Физики редко становились хиппи: слишком велика была их роль в формировании сознания, поклоняющегося технологиям, особенно в части ядерных разработок, которому противопоставляла себя неформальная контркультура. Рассказывая о своем участии в Манхэттенском проекте, Фейнман теперь все чаще вспоминал, как взламывал сейфы и издевался над цензорами, выставляя себя бунтарем, а не амбициозным, эффективным лидером группы ученых. Решения тогда принимали другие — «люди из высших эшелонов», сказал он перед выступлением в Санта-Барбаре в 1975 году. «Мне не приходилось решать сколько-нибудь серьезных вопросов. Это всегда делал кто-то сверху». Едва ли он мог причислить себя к противникам технологий; не был он и врагом того, что теперь называлось военно-промышленным комплексом (несмотря на свою неприязнь к научной бюрократии). За все время работы в Калтехе он не подписал ни одного прошения о грантах, которые направлялись в федеральные агентства по финансированию, а ведь именно благодаря таким грантам существовала кафедра физики. И все же, выйдя из камеры сенсорной депривации, он смывал с себя соль, одевался и ехал в авиакомпанию Hughes Aircraft, к подрядчику Минобороны, где читал лекции по физике. Он перестал четко планировать время и лишь иногда проводил консультации в разных компаниях; так, он посоветовал руководству Hughes Aircraft запустить проект нейросети, спонсируемый Министерством обороны, а инженерам компании 3M дал рекомендации относительно нелинейных оптических материалов. За консультацию продолжительностью менее четырех часов он получал пятнадцать тысяч долларов. Это были случайные заработки, которые он выбирал, не особенно раздумывая. Многие его коллеги, работавшие консультантами, тщательно планировали свой распорядок и получали намного больше. А клиенты Фейнмана зачастую бывали рады всего лишь знакомству с ним; его личность приводила их в больший восторг, чем любые технические рекомендации. Он знал, что бизнесмен из него никудышный. Как и Гелл-Манн, он был самым высокооплачиваемым профессором Калтеха, но институт оформил на себя все роялти с «Фейнмановских лекций по физике». Однажды его старый друг Филип Моррисон прислал ему рекламу «Семнадцати великих лекций двух гигантов физики» производства компании Time Life Films. Фейнман спросил, получает ли Моррисон роялти, а потом сказал: «Я не получаю. Не иначе как гиганты физики — карлики бизнеса».

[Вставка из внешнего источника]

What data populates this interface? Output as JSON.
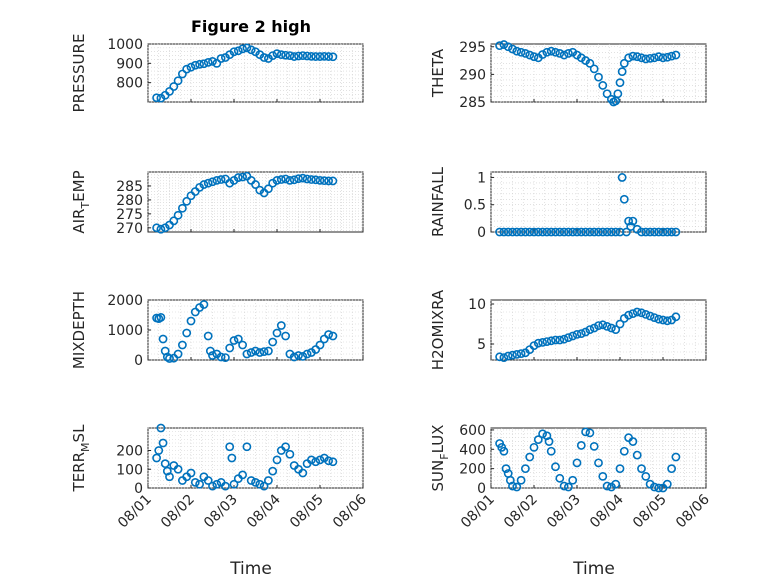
{
  "figure": {
    "title": "Figure 2 high",
    "xlabel": "Time",
    "marker_color": "#0072BD",
    "x_ticks": [
      "08/01",
      "08/02",
      "08/03",
      "08/04",
      "08/05",
      "08/06"
    ]
  },
  "chart_data": [
    {
      "type": "scatter",
      "ylabel": "PRESSURE",
      "ylabel_sub": "",
      "xlim": [
        0,
        5
      ],
      "ylim": [
        700,
        1000
      ],
      "yticks": [
        800,
        900,
        1000
      ],
      "grid": true,
      "x": [
        0.2,
        0.3,
        0.4,
        0.5,
        0.6,
        0.7,
        0.8,
        0.9,
        1.0,
        1.1,
        1.2,
        1.3,
        1.4,
        1.5,
        1.6,
        1.7,
        1.8,
        1.9,
        2.0,
        2.1,
        2.2,
        2.3,
        2.4,
        2.5,
        2.6,
        2.7,
        2.8,
        2.9,
        3.0,
        3.1,
        3.2,
        3.3,
        3.4,
        3.5,
        3.6,
        3.7,
        3.8,
        3.9,
        4.0,
        4.1,
        4.2,
        4.3
      ],
      "y": [
        722,
        720,
        735,
        755,
        780,
        810,
        845,
        870,
        880,
        890,
        895,
        898,
        905,
        910,
        900,
        925,
        930,
        945,
        960,
        965,
        975,
        980,
        970,
        960,
        945,
        930,
        925,
        940,
        950,
        945,
        942,
        940,
        935,
        938,
        940,
        938,
        936,
        935,
        935,
        936,
        935,
        934
      ]
    },
    {
      "type": "scatter",
      "ylabel": "THETA",
      "ylabel_sub": "",
      "xlim": [
        0,
        5
      ],
      "ylim": [
        285,
        295.5
      ],
      "yticks": [
        285,
        290,
        295
      ],
      "grid": true,
      "x": [
        0.2,
        0.3,
        0.4,
        0.5,
        0.6,
        0.7,
        0.8,
        0.9,
        1.0,
        1.1,
        1.2,
        1.3,
        1.4,
        1.5,
        1.6,
        1.7,
        1.8,
        1.9,
        2.0,
        2.1,
        2.2,
        2.3,
        2.4,
        2.5,
        2.6,
        2.7,
        2.8,
        2.85,
        2.9,
        2.95,
        3.0,
        3.05,
        3.1,
        3.2,
        3.3,
        3.4,
        3.5,
        3.6,
        3.7,
        3.8,
        3.9,
        4.0,
        4.1,
        4.2,
        4.3
      ],
      "y": [
        295.2,
        295.4,
        295.0,
        294.6,
        294.2,
        294.0,
        293.8,
        293.5,
        293.2,
        293.0,
        293.6,
        294.0,
        294.2,
        294.0,
        293.8,
        293.5,
        293.8,
        294.0,
        293.5,
        293.0,
        292.5,
        292.0,
        291.0,
        289.5,
        288.0,
        286.5,
        285.5,
        285.0,
        285.2,
        286.5,
        288.5,
        290.5,
        292.0,
        293.0,
        293.3,
        293.2,
        293.0,
        292.8,
        292.9,
        293.0,
        293.2,
        293.0,
        293.1,
        293.3,
        293.5
      ]
    },
    {
      "type": "scatter",
      "ylabel": "AIR",
      "ylabel_sub": "T",
      "ylabel_rest": "EMP",
      "xlim": [
        0,
        5
      ],
      "ylim": [
        268.5,
        290
      ],
      "yticks": [
        270,
        275,
        280,
        285
      ],
      "grid": true,
      "x": [
        0.2,
        0.3,
        0.4,
        0.5,
        0.6,
        0.7,
        0.8,
        0.9,
        1.0,
        1.1,
        1.2,
        1.3,
        1.4,
        1.5,
        1.6,
        1.7,
        1.8,
        1.9,
        2.0,
        2.1,
        2.2,
        2.3,
        2.4,
        2.5,
        2.6,
        2.7,
        2.8,
        2.9,
        3.0,
        3.1,
        3.2,
        3.3,
        3.4,
        3.5,
        3.6,
        3.7,
        3.8,
        3.9,
        4.0,
        4.1,
        4.2,
        4.3
      ],
      "y": [
        270.0,
        269.5,
        270.0,
        271.0,
        272.5,
        274.5,
        277.0,
        279.5,
        281.5,
        283.0,
        284.5,
        285.5,
        286.0,
        286.5,
        287.0,
        287.3,
        287.5,
        286.0,
        287.0,
        288.0,
        288.2,
        288.5,
        287.0,
        285.5,
        283.5,
        282.5,
        284.0,
        286.0,
        287.0,
        287.3,
        287.5,
        287.0,
        287.2,
        287.6,
        287.8,
        287.5,
        287.3,
        287.2,
        287.0,
        286.9,
        286.8,
        286.8
      ]
    },
    {
      "type": "scatter",
      "ylabel": "RAINFALL",
      "ylabel_sub": "",
      "xlim": [
        0,
        5
      ],
      "ylim": [
        0,
        1.1
      ],
      "yticks": [
        0,
        0.5,
        1
      ],
      "grid": true,
      "x": [
        0.2,
        0.3,
        0.4,
        0.5,
        0.6,
        0.7,
        0.8,
        0.9,
        1.0,
        1.1,
        1.2,
        1.3,
        1.4,
        1.5,
        1.6,
        1.7,
        1.8,
        1.9,
        2.0,
        2.1,
        2.2,
        2.3,
        2.4,
        2.5,
        2.6,
        2.7,
        2.8,
        2.9,
        3.0,
        3.05,
        3.1,
        3.15,
        3.2,
        3.25,
        3.3,
        3.4,
        3.5,
        3.6,
        3.7,
        3.8,
        3.9,
        4.0,
        4.1,
        4.2,
        4.3
      ],
      "y": [
        0,
        0,
        0,
        0,
        0,
        0,
        0,
        0,
        0,
        0,
        0,
        0,
        0,
        0,
        0,
        0,
        0,
        0,
        0,
        0,
        0,
        0,
        0,
        0,
        0,
        0,
        0,
        0,
        0,
        1.0,
        0.6,
        0,
        0.2,
        0.1,
        0.2,
        0.05,
        0,
        0,
        0,
        0,
        0,
        0,
        0,
        0,
        0
      ]
    },
    {
      "type": "scatter",
      "ylabel": "MIXDEPTH",
      "ylabel_sub": "",
      "xlim": [
        0,
        5
      ],
      "ylim": [
        0,
        2000
      ],
      "yticks": [
        0,
        1000,
        2000
      ],
      "grid": true,
      "x": [
        0.2,
        0.25,
        0.3,
        0.35,
        0.4,
        0.45,
        0.5,
        0.6,
        0.7,
        0.8,
        0.9,
        1.0,
        1.1,
        1.2,
        1.3,
        1.4,
        1.45,
        1.5,
        1.6,
        1.7,
        1.8,
        1.9,
        2.0,
        2.1,
        2.2,
        2.3,
        2.4,
        2.5,
        2.6,
        2.7,
        2.8,
        2.9,
        3.0,
        3.1,
        3.2,
        3.3,
        3.4,
        3.5,
        3.6,
        3.7,
        3.8,
        3.9,
        4.0,
        4.1,
        4.2,
        4.3
      ],
      "y": [
        1400,
        1380,
        1420,
        700,
        300,
        100,
        50,
        60,
        200,
        500,
        900,
        1300,
        1600,
        1750,
        1850,
        800,
        300,
        150,
        200,
        100,
        80,
        400,
        650,
        700,
        500,
        200,
        250,
        300,
        250,
        280,
        300,
        600,
        900,
        1150,
        800,
        200,
        100,
        150,
        120,
        200,
        250,
        350,
        500,
        700,
        850,
        800
      ]
    },
    {
      "type": "scatter",
      "ylabel": "H2OMIXRA",
      "ylabel_sub": "",
      "xlim": [
        0,
        5
      ],
      "ylim": [
        3,
        10.5
      ],
      "yticks": [
        5,
        10
      ],
      "grid": true,
      "x": [
        0.2,
        0.3,
        0.4,
        0.5,
        0.6,
        0.7,
        0.8,
        0.9,
        1.0,
        1.1,
        1.2,
        1.3,
        1.4,
        1.5,
        1.6,
        1.7,
        1.8,
        1.9,
        2.0,
        2.1,
        2.2,
        2.3,
        2.4,
        2.5,
        2.6,
        2.7,
        2.8,
        2.9,
        3.0,
        3.1,
        3.2,
        3.3,
        3.4,
        3.5,
        3.6,
        3.7,
        3.8,
        3.9,
        4.0,
        4.1,
        4.2,
        4.3
      ],
      "y": [
        3.4,
        3.3,
        3.5,
        3.6,
        3.7,
        3.8,
        3.9,
        4.3,
        4.8,
        5.1,
        5.2,
        5.3,
        5.4,
        5.5,
        5.5,
        5.6,
        5.8,
        6.0,
        6.2,
        6.3,
        6.5,
        6.8,
        7.0,
        7.3,
        7.4,
        7.2,
        7.0,
        6.8,
        7.5,
        8.2,
        8.6,
        8.8,
        9.0,
        8.9,
        8.7,
        8.5,
        8.3,
        8.1,
        8.0,
        7.9,
        8.0,
        8.4
      ]
    },
    {
      "type": "scatter",
      "ylabel": "TERR",
      "ylabel_sub": "M",
      "ylabel_rest": "SL",
      "xlim": [
        0,
        5
      ],
      "ylim": [
        0,
        320
      ],
      "yticks": [
        0,
        100,
        200
      ],
      "grid": true,
      "x": [
        0.2,
        0.25,
        0.3,
        0.35,
        0.4,
        0.45,
        0.5,
        0.6,
        0.7,
        0.8,
        0.9,
        1.0,
        1.1,
        1.2,
        1.3,
        1.4,
        1.5,
        1.6,
        1.7,
        1.8,
        1.9,
        1.95,
        2.0,
        2.1,
        2.2,
        2.3,
        2.4,
        2.5,
        2.6,
        2.7,
        2.8,
        2.9,
        3.0,
        3.1,
        3.2,
        3.3,
        3.4,
        3.5,
        3.6,
        3.7,
        3.8,
        3.9,
        4.0,
        4.1,
        4.2,
        4.3
      ],
      "y": [
        160,
        200,
        320,
        240,
        130,
        90,
        60,
        120,
        100,
        40,
        60,
        80,
        30,
        20,
        60,
        40,
        10,
        20,
        30,
        10,
        220,
        160,
        20,
        50,
        70,
        220,
        40,
        30,
        20,
        10,
        40,
        90,
        150,
        200,
        220,
        180,
        120,
        100,
        80,
        130,
        150,
        140,
        150,
        160,
        145,
        140
      ]
    },
    {
      "type": "scatter",
      "ylabel": "SUN",
      "ylabel_sub": "F",
      "ylabel_rest": "LUX",
      "xlim": [
        0,
        5
      ],
      "ylim": [
        0,
        620
      ],
      "yticks": [
        0,
        200,
        400,
        600
      ],
      "grid": true,
      "x": [
        0.2,
        0.25,
        0.3,
        0.35,
        0.4,
        0.45,
        0.5,
        0.6,
        0.7,
        0.8,
        0.9,
        1.0,
        1.1,
        1.2,
        1.3,
        1.35,
        1.4,
        1.5,
        1.6,
        1.7,
        1.8,
        1.9,
        2.0,
        2.1,
        2.2,
        2.3,
        2.4,
        2.5,
        2.6,
        2.7,
        2.8,
        2.9,
        3.0,
        3.1,
        3.2,
        3.3,
        3.4,
        3.5,
        3.6,
        3.7,
        3.8,
        3.9,
        4.0,
        4.1,
        4.2,
        4.3
      ],
      "y": [
        460,
        420,
        380,
        200,
        150,
        80,
        20,
        10,
        80,
        200,
        320,
        420,
        500,
        560,
        540,
        480,
        380,
        220,
        100,
        20,
        10,
        80,
        260,
        440,
        580,
        570,
        430,
        260,
        120,
        20,
        10,
        40,
        200,
        380,
        520,
        480,
        340,
        200,
        120,
        40,
        10,
        0,
        0,
        40,
        200,
        320
      ]
    }
  ]
}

Его любимым местом отдыха в начале 1980-х стал Институт Эсален в Биг-Суре на побережье Калифорнии — центр разнообразных практик самоактуализации, саморазвития и самореализации, таких как рольфинг, гештальт-терапия, йога, медитация. Под гигантскими деревьями на утесах с видом на Тихий океан были оборудованы горячие ванны, подпитываемые природными серными источниками. Многочисленные гости могли релаксировать здесь за внушительную плату — получать «смазку для ума», по выражению Тома Вулфа. Фейнман описывал центр как рассадник антинауки: здесь царил «мистицизм, практиковалось расширение сознания, развитие осознанности, экстрасенсорного восприятия и так далее, и тому подобное». Он стал регулярным посетителем Эсалена. Расслаблялся в горячих ваннах, с улыбкой разглядывал полуобнаженных молодых женщин, которые загорали неподалеку, научился делать массаж. Прочел несколько стандартных лекций, адаптировав их под ментальное состояние аудитории. Босой, с худыми ногами, торчащими из шорт защитного цвета, он начинал свой захватывающий рассказ:

«Разговор пойдет о том, насколько микроскопической может быть машина. Вот наша сегодняшняя тема. Пока я сидел здесь в ванне, ко мне обращались с вопросами: “Крошечные машины? Что это вообще такое?” А я отвечал: “Ну, понимаете, они совсем малюсенькие”. (Зажимает невидимый предмет между большим и указательным пальцем.) Но меня все равно не поняли. (Пауза.)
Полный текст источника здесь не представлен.